Jechało sie szybko, pogoda dopisała, domek bardzo fajny (znów jojczymy do siebie na zmienę "a może by tak paść kozy w górach i się przennieść do drewnianej chatki?")
Nie widać tego na zdjeciu, ale widoki z okien zabójcze! każdy pije co może.... :-)
"stara miłość nie rdzewieje"
a oto my:
odlotowe karnisze ;-) Ekologiczne i bardzo ekonomiczne, bo darmowe.
"Może się wymienimy?" ;-)
yyy... czasem nie warto pytac "dlaczego?" :-)
śniadanie wyglądało pieknie, pewnie dlatego siedzieliśmy przy nim do jakiejś 15 ;-)
hihihih, wygrzebywanie butelek ze śmietnika ;-) niby nic, ale zdjecie mnie bardzo bawi
W niedzielę popołudniu poszliśmy na basen do ... Gołębiewskiego.
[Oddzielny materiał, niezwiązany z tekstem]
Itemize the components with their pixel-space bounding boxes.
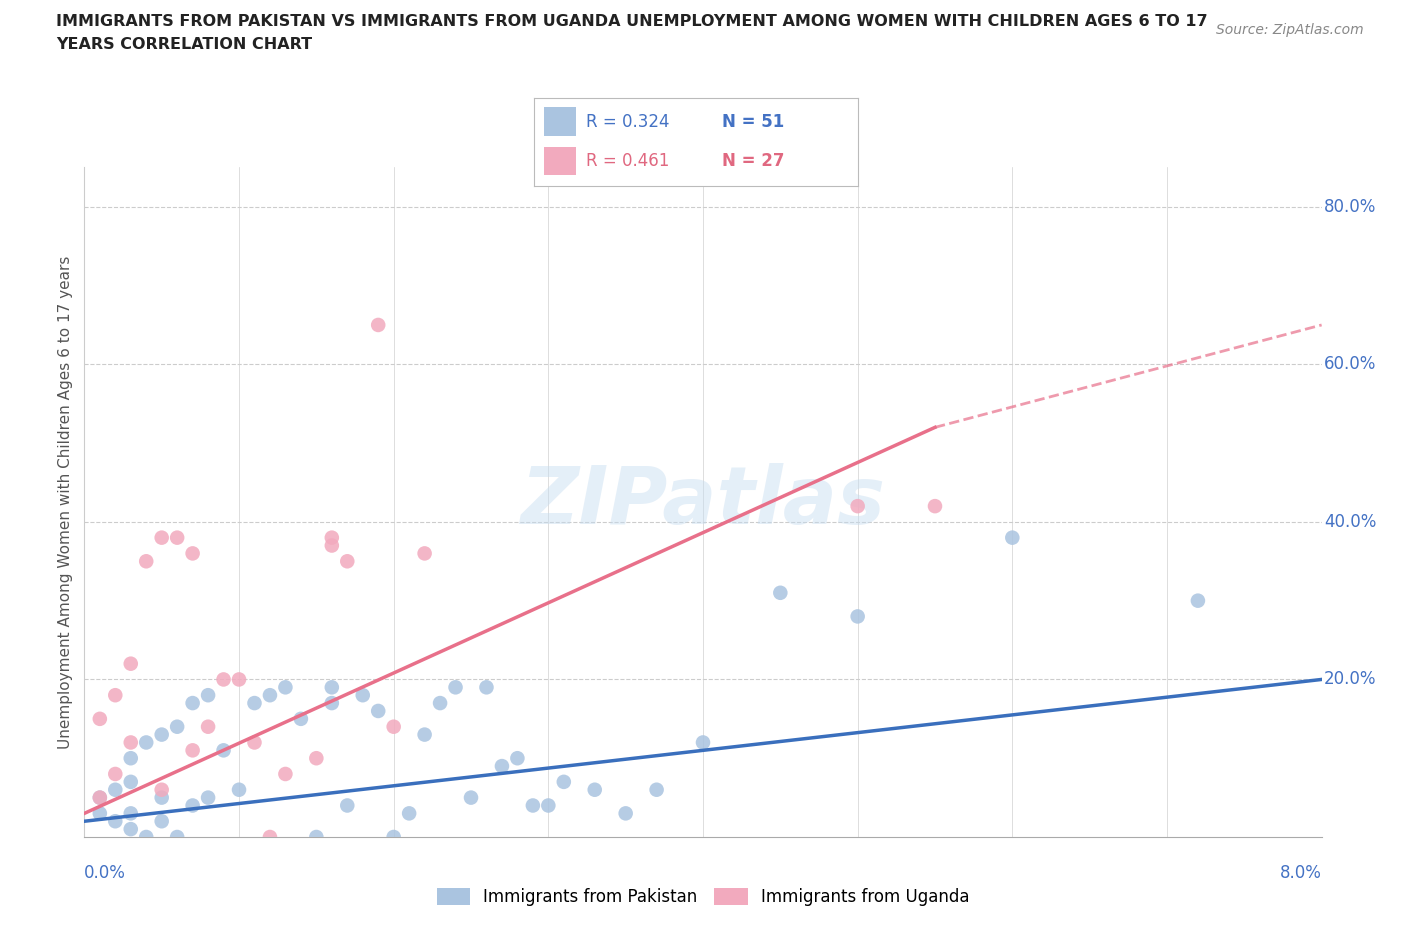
- Point: [120, 822, 142, 837]
- Point: [181, 546, 204, 561]
- Point: [645, 782, 668, 797]
- Text: 20.0%: 20.0%: [1324, 671, 1376, 688]
- Text: N = 27: N = 27: [721, 153, 785, 170]
- Point: [89, 790, 111, 805]
- FancyBboxPatch shape: [544, 147, 576, 176]
- Point: [166, 530, 188, 545]
- Text: 80.0%: 80.0%: [1324, 198, 1376, 216]
- Point: [181, 798, 204, 813]
- Text: R = 0.324: R = 0.324: [586, 113, 669, 130]
- Point: [104, 688, 127, 703]
- Point: [150, 530, 173, 545]
- Point: [166, 830, 188, 844]
- Point: [321, 538, 343, 553]
- Point: [846, 498, 869, 513]
- Text: Source: ZipAtlas.com: Source: ZipAtlas.com: [1216, 23, 1364, 37]
- Point: [104, 766, 127, 781]
- Point: [274, 766, 297, 781]
- Point: [336, 798, 359, 813]
- Point: [321, 530, 343, 545]
- Point: [444, 680, 467, 695]
- Y-axis label: Unemployment Among Women with Children Ages 6 to 17 years: Unemployment Among Women with Children A…: [58, 256, 73, 749]
- Point: [305, 751, 328, 765]
- Point: [197, 790, 219, 805]
- Point: [305, 830, 328, 844]
- Point: [506, 751, 529, 765]
- Point: [769, 585, 792, 600]
- Point: [290, 711, 312, 726]
- Point: [135, 830, 157, 844]
- Text: R = 0.461: R = 0.461: [586, 153, 669, 170]
- FancyBboxPatch shape: [544, 107, 576, 136]
- Point: [89, 790, 111, 805]
- Point: [321, 696, 343, 711]
- Point: [150, 782, 173, 797]
- Point: [228, 782, 250, 797]
- Point: [89, 806, 111, 821]
- Point: [243, 735, 266, 750]
- Point: [352, 688, 374, 703]
- Text: 0.0%: 0.0%: [84, 864, 127, 882]
- Point: [120, 775, 142, 790]
- Point: [197, 719, 219, 734]
- Point: [150, 727, 173, 742]
- Point: [197, 688, 219, 703]
- Point: [243, 696, 266, 711]
- Point: [120, 751, 142, 765]
- Point: [181, 696, 204, 711]
- Point: [259, 688, 281, 703]
- Point: [382, 830, 405, 844]
- Point: [104, 814, 127, 829]
- Point: [692, 735, 714, 750]
- Point: [460, 790, 482, 805]
- Point: [537, 798, 560, 813]
- Point: [212, 743, 235, 758]
- Point: [336, 554, 359, 569]
- Point: [150, 790, 173, 805]
- Point: [429, 696, 451, 711]
- Text: 40.0%: 40.0%: [1324, 512, 1376, 531]
- Point: [475, 680, 498, 695]
- Point: [553, 775, 575, 790]
- Point: [924, 498, 946, 513]
- Text: ZIPatlas: ZIPatlas: [520, 463, 886, 541]
- Point: [491, 759, 513, 774]
- Point: [413, 727, 436, 742]
- Point: [135, 735, 157, 750]
- Point: [321, 680, 343, 695]
- Point: [1001, 530, 1024, 545]
- Text: N = 51: N = 51: [721, 113, 785, 130]
- Point: [398, 806, 420, 821]
- Point: [228, 672, 250, 687]
- Point: [1187, 593, 1209, 608]
- Point: [212, 672, 235, 687]
- Point: [120, 735, 142, 750]
- Point: [614, 806, 637, 821]
- Point: [150, 814, 173, 829]
- Text: IMMIGRANTS FROM PAKISTAN VS IMMIGRANTS FROM UGANDA UNEMPLOYMENT AMONG WOMEN WITH: IMMIGRANTS FROM PAKISTAN VS IMMIGRANTS F…: [56, 14, 1208, 29]
- Text: 60.0%: 60.0%: [1324, 355, 1376, 373]
- Point: [583, 782, 606, 797]
- Point: [367, 317, 389, 332]
- Point: [135, 554, 157, 569]
- Point: [846, 609, 869, 624]
- Point: [104, 782, 127, 797]
- Point: [367, 703, 389, 718]
- Point: [413, 546, 436, 561]
- Text: YEARS CORRELATION CHART: YEARS CORRELATION CHART: [56, 37, 312, 52]
- Point: [274, 680, 297, 695]
- Point: [120, 657, 142, 671]
- Point: [120, 806, 142, 821]
- Point: [382, 719, 405, 734]
- Point: [181, 743, 204, 758]
- Point: [522, 798, 544, 813]
- Text: 8.0%: 8.0%: [1279, 864, 1322, 882]
- Legend: Immigrants from Pakistan, Immigrants from Uganda: Immigrants from Pakistan, Immigrants fro…: [430, 881, 976, 912]
- Point: [89, 711, 111, 726]
- Point: [166, 719, 188, 734]
- Point: [259, 830, 281, 844]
Hm... może na starość by mnie to bawiło, albo może jakbym nie była z Idą. Niby jest tam co robić, bo i normalny basen i jacuzzi i solanki, błota, jakieś piany, sauna, lodowa sala, zjeżdżalnie, groty solne itd, przepiękny widok z okien, ale ja z Idą bujałm się głównie po brodzikach ;-) Drogie to to, ciżby wbród... więc na raz ok, ale wrócić to ja bym tam w najbliższym czasie nie chciała ;-)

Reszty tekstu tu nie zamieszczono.